W is for WitchCraft, and by that I mean C. J. Carella's WitchCraft RPG.
WitchCraft is, hands down, my favorite game. Period. Picking up a copy of this book back in 1999 was just like picking up a copy of the Monster Manual in 1979. Everything I ever wanted in a game was right there.
Back in 1999 I was really burned out on D&D. I was working on my Witch netbook and reading a bunch of different games when someone, I forget where, must have been the old RAVENLOFT-L that TSR/WotC used to run, told me I really need to check out WitchCraft. At first I balked. I had tried Vampire a couple years ago and found I didn't like it (and I was very much out of my vampire phase then, see yesterday's post), but I was coming home from work and the my FLGS was on the way, so I popped in and picked up a copy. This must have been the early spring of 2000.
I can recall sitting in my office reading this book over and over. Everything was so new again, so different. This was the world I had been trying, in vain, to create for D&D but never could. The characters in this book were also all witches, something that pleased me to no end, it was more than just that. Plus look at that fantastic cover art by George Vasilakos. That is one of my most favorite, is not my favorite, cover for a game book. I have it hanging in my game room now.
WitchCraft uses what is now called the "Classic" Unisystem system. So there are 6 basic attributes, some secondary attributes (derived), skills and qualities and drawbacks. Like I mentioned Monday, skills and attributes can be mixed and matched to suit a particular need.
WitchCraft uses a Point-Buy Metaphysics magic system, unlike Ghosts of Albion's levels of magic and spells system. Think of each magical effect as a skill that must be learned and you have to learn easier skills than harder ones first. In D&D it is possible to learn Fireball and never have learned Produce Flame first. In WitchCraft you could not do that. But also WitchCraft is not about throwing around "vulgar magics". WitchCraft is a survival game where the Gifted protect humanity from all sorts of nasty things, from forgotten Pagan gods, to demons, fallen angels and the Mad Gods; Cthulhoid like horrors from beyond. WitchCraft takes nearly everything from horror and puts all together and makes it work.
The central idea behind WitchCraft is the same as most other Modern Supernatural Horror games. The world is like ours, but there are dark secrets, magic is real, monsters are real. You know the drill. But WitchCraft is different. There is a Rekoning coming, everyone feels it, but no one knows what it is. Characters then take on the roles of various magic using humans, supernatuals or even mundane humans and they fight the threats. Another conceit of the game (and one I use a lot) is that supernatural occurances are greater now than ever before. Something's coming. (dogs and cats living together, mass hysteria).

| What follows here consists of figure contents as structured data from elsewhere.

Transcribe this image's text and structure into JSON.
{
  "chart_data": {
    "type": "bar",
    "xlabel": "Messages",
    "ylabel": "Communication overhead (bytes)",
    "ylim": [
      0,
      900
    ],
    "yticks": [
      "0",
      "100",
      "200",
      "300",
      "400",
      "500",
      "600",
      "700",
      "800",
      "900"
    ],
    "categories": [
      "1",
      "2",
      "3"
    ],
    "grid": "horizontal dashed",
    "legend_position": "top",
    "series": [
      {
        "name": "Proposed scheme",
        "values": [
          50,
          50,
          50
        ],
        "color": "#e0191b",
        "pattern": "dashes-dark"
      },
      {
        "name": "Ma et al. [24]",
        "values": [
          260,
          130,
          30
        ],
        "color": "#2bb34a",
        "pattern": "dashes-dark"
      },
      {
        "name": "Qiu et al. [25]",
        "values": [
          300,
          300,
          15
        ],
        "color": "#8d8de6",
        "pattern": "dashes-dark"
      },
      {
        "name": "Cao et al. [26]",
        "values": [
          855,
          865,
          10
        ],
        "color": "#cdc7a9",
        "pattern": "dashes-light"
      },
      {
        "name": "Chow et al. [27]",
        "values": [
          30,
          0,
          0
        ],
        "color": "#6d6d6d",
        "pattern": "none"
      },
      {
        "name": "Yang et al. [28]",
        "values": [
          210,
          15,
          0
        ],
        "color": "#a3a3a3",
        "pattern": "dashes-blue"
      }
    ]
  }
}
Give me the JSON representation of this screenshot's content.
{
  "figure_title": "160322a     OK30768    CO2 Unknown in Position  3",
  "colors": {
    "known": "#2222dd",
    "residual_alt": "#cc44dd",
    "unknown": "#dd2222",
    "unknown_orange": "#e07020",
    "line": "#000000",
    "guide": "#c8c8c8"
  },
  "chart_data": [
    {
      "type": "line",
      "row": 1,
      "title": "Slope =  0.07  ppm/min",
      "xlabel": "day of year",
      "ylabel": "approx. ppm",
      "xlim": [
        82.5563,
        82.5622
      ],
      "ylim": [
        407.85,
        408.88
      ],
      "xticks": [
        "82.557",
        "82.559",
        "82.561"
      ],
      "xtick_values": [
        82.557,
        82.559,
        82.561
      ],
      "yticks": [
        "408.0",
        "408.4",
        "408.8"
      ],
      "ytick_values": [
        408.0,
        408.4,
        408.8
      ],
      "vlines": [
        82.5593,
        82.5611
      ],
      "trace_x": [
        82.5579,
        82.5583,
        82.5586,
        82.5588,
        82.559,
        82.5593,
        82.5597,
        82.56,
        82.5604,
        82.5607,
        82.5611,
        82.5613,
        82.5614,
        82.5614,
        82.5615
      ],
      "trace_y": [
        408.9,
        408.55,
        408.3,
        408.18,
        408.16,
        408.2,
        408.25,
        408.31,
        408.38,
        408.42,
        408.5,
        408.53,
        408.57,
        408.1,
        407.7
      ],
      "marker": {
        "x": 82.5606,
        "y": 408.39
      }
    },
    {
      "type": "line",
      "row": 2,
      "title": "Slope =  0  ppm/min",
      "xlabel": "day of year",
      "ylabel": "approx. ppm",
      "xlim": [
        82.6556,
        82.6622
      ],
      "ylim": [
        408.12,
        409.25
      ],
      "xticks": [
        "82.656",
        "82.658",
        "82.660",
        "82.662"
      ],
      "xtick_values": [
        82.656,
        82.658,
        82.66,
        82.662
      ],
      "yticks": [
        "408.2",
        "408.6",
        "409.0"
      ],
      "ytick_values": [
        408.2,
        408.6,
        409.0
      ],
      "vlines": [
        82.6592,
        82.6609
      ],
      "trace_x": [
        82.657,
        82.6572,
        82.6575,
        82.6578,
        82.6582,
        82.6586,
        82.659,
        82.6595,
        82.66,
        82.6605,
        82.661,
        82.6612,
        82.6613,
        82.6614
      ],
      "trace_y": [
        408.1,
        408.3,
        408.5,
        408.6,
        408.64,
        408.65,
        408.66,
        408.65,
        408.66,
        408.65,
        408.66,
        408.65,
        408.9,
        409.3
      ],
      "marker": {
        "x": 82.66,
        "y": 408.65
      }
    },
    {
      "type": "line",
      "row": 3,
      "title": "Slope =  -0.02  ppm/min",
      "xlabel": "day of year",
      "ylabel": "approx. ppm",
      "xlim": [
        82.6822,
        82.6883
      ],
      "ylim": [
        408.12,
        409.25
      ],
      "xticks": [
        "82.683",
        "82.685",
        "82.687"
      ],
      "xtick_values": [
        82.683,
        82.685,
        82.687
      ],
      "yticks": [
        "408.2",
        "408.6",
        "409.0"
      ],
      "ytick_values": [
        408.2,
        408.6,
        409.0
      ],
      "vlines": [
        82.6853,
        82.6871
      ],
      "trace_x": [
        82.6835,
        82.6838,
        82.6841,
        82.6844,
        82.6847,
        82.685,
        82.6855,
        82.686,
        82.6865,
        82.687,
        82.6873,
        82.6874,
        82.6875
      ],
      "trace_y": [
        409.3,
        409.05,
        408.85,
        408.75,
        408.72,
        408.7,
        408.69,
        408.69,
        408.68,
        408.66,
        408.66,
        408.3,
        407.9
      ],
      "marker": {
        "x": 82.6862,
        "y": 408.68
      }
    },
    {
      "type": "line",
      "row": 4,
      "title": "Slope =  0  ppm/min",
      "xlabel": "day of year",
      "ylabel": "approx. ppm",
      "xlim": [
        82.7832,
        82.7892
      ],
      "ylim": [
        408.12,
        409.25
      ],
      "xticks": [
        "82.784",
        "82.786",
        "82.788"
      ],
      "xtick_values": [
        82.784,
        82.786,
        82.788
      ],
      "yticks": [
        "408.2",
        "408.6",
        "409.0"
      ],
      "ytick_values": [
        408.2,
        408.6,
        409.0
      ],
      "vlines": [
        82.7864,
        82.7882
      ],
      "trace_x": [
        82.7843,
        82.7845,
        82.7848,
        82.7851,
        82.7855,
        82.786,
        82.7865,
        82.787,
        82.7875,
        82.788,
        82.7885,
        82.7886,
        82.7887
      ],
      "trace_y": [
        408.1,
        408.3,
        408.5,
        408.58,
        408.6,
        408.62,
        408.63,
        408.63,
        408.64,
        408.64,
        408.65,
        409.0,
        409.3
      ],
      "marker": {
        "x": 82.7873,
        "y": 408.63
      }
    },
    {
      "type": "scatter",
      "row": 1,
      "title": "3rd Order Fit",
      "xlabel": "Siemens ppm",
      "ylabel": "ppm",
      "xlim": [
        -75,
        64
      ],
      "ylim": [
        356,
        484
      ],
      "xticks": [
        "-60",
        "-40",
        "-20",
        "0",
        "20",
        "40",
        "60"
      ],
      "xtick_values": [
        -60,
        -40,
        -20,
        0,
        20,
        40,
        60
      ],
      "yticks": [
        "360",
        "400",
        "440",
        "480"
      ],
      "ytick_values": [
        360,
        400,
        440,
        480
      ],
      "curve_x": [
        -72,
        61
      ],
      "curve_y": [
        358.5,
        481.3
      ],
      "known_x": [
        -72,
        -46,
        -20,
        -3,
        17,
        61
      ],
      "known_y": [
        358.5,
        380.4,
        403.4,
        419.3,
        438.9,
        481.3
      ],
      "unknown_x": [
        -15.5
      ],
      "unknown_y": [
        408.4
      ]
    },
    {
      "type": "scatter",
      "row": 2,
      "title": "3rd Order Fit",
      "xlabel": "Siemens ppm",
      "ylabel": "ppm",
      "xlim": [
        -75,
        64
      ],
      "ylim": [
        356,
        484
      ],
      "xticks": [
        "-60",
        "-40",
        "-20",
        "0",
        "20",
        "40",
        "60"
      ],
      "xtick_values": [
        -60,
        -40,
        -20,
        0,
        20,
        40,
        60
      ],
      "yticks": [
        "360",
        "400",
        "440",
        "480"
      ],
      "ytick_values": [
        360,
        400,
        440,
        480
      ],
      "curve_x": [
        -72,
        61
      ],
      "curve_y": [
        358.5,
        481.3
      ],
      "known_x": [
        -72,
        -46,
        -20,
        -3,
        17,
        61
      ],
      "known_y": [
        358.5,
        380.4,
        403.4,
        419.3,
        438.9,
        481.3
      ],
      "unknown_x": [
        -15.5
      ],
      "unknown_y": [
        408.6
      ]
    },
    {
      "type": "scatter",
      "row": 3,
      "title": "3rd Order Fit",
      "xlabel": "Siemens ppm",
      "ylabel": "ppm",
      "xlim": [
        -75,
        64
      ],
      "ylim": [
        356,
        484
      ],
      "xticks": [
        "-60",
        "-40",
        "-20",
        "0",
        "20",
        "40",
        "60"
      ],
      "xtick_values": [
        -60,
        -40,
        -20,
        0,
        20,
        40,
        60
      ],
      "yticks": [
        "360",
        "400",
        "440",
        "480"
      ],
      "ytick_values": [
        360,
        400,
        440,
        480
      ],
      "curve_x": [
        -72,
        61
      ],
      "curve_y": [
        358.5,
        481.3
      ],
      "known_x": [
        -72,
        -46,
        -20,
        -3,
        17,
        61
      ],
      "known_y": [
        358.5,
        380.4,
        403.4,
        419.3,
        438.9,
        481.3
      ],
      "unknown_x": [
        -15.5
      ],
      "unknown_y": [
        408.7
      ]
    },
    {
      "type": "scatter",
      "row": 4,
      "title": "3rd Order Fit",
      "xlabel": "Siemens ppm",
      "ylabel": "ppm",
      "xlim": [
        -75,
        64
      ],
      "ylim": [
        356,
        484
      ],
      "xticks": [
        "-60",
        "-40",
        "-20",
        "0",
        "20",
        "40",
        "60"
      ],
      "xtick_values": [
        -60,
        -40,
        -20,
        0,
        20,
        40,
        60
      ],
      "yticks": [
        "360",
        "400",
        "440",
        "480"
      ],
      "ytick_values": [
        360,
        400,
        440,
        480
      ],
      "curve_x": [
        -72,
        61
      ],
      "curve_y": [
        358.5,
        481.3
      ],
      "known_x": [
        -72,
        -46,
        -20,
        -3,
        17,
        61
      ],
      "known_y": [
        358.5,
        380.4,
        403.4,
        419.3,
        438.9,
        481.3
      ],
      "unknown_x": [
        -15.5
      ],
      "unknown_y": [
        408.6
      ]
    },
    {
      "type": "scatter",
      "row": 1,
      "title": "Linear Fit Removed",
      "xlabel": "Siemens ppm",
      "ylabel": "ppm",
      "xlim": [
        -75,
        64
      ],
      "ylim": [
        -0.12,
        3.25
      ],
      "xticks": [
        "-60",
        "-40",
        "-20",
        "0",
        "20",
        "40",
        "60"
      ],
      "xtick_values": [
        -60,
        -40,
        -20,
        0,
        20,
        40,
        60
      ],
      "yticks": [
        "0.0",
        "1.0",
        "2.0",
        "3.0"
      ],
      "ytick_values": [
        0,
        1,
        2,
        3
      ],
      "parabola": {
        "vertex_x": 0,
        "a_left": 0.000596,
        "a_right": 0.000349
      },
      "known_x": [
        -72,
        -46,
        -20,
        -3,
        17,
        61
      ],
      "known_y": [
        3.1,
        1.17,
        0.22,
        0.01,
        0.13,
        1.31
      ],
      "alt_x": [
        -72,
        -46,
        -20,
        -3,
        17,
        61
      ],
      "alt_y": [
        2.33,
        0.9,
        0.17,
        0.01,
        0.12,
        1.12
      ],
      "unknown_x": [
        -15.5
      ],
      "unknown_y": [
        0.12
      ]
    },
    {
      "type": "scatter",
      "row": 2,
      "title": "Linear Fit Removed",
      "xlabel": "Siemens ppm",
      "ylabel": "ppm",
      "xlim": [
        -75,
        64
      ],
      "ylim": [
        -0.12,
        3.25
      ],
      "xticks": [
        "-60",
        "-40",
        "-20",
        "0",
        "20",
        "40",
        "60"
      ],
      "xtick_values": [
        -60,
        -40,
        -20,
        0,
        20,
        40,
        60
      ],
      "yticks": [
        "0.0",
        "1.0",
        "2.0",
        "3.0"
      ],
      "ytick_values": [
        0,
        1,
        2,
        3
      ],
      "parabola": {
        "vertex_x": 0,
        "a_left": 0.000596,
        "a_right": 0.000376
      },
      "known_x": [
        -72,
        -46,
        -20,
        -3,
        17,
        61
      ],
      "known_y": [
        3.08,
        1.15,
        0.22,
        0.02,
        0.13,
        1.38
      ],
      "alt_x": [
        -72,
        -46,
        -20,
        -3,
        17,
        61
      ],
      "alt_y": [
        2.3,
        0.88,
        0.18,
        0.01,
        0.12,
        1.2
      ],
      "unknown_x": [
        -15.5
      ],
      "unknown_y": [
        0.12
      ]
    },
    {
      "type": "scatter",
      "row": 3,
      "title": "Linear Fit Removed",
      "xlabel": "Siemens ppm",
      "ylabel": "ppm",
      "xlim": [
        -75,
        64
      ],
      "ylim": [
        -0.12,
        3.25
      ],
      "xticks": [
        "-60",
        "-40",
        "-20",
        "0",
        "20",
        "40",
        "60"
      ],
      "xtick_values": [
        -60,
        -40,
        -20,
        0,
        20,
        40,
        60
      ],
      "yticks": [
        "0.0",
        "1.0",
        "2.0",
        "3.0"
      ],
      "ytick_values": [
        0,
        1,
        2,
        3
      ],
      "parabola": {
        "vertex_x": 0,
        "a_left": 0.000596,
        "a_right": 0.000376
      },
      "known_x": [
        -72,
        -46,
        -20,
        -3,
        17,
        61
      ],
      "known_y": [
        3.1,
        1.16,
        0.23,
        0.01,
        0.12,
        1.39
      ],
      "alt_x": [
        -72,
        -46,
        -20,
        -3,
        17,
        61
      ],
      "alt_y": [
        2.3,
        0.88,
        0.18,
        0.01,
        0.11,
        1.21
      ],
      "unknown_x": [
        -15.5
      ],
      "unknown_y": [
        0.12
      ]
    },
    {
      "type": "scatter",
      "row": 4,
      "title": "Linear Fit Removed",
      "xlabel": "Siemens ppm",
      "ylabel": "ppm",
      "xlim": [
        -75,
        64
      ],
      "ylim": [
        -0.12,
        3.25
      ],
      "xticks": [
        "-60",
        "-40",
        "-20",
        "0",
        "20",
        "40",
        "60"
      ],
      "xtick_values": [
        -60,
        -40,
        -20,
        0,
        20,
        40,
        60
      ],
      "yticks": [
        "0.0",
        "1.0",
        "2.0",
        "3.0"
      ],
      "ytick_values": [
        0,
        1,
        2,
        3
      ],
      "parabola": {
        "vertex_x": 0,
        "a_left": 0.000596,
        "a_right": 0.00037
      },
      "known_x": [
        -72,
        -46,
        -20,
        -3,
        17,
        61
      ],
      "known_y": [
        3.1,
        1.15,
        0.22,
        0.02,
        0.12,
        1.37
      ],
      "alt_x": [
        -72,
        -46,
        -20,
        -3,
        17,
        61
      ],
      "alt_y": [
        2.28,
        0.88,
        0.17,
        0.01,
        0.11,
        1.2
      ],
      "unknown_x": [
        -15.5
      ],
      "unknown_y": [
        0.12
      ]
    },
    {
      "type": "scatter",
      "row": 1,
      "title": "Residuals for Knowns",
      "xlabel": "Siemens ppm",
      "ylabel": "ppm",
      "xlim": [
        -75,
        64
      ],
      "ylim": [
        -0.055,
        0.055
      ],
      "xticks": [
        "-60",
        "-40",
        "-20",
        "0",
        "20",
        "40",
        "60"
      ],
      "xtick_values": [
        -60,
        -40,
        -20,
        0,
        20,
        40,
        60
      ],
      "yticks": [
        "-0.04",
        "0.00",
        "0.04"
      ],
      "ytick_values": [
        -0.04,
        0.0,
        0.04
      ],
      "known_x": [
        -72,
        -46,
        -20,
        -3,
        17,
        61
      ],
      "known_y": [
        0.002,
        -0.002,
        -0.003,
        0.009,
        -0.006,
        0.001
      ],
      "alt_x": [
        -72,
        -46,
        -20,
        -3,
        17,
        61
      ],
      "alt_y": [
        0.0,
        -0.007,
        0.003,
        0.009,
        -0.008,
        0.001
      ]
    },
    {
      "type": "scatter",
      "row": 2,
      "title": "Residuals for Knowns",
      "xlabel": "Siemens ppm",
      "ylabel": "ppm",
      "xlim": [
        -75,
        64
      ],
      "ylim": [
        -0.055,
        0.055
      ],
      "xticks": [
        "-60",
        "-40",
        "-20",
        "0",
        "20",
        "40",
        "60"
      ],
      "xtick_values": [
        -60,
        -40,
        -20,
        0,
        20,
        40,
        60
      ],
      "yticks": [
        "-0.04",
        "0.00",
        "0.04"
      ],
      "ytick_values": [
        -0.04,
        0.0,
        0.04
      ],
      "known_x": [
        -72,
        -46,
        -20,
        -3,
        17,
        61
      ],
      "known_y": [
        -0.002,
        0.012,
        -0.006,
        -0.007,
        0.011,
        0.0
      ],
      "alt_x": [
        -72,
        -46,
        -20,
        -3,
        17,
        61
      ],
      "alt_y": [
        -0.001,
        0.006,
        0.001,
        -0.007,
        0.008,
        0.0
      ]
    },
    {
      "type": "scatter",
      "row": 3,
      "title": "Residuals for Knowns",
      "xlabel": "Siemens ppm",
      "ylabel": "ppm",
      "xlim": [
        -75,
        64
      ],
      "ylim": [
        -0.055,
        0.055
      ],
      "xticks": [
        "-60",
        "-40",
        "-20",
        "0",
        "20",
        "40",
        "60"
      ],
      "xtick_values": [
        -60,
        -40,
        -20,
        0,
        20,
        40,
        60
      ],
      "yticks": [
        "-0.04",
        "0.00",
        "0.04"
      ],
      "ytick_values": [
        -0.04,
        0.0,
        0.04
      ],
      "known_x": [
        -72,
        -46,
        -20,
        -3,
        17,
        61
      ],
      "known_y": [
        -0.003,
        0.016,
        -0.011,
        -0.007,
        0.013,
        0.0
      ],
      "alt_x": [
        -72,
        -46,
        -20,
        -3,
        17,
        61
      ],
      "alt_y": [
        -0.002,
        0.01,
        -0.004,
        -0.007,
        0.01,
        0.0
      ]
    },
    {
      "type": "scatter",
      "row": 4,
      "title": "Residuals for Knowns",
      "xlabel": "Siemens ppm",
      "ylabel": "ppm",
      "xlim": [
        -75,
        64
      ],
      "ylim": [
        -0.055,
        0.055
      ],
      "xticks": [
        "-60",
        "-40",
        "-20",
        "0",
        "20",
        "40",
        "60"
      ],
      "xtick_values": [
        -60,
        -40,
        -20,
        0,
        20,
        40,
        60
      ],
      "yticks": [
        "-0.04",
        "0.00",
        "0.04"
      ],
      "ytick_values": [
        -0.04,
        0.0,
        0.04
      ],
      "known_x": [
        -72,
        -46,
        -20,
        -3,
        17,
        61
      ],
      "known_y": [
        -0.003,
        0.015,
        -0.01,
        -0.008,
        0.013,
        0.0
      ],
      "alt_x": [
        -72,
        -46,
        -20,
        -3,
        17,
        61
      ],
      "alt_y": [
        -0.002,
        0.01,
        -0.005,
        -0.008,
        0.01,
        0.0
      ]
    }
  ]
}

It is most often compared to World of Darkness, but I think it is vastly superior in nearly every respect. Unlike (old) Mage there is no war between the (good) Mages and the (evil) Technocracy. There is a war certainly, but nothing so cut and dry. And unlike new Mage there are rarely clean divisions between the factions. Yes, yes Mage players, I am being overly simple, but that is the point, on the simple levels new Mage dives everything into 5 because that is how the designers want it. There are factions (Associations) and there are different metaphysics for each, but also overlap, and sometimes no clear and defined lines are to be found or given. It feels very organic.
C. J. Carella may be one of the best game designers out there. WitchCraft is a magnum opus that few achieve. I took that game and I ran with it. For 2000 - 2002 it was my game of choice above and beyond anything. The Buffy RPG, built on Cinematic Unisystem took over till I wrote Ghosts of Albion also using Cinematic Unisystem. I mix and match the systems as I need, but WitchCraft is still my favorite.
I ran my very first Willow & Tara games using WitchCraft and I still feel in many ways they are more at home there than anywhere else. I also used it for various other media and book adaptations of witches, such as the Owens from Practical Magic (movie and book), Elizabeth Bathory (who was going to be the Big Bad) and the girls from Vampyres.
WitchCraft was also one of the first Wikipedia articles I ever worked on. The images of the covers are scans of my own books.
But you don't have to take my word for it, Eden Studios will let you have it, sans some art, for free.
Download it. If you have never played anything else other than D&D then you OWE it yourself to try this game out.
My thing is I wish it was more popular than it is. I love the game, I even wanted to do Ghosts of Albion as a WitchCraft game, but there were other, better reasons to go Cinematic with that.
Back in the day I did work on the Wicce Association book. I would love to see that printed. I also have on my hard drive "WitchCraft 3rd Edition". Not complete mind you, but it takes the rules and re-organizes them and improves on what little I can improve on.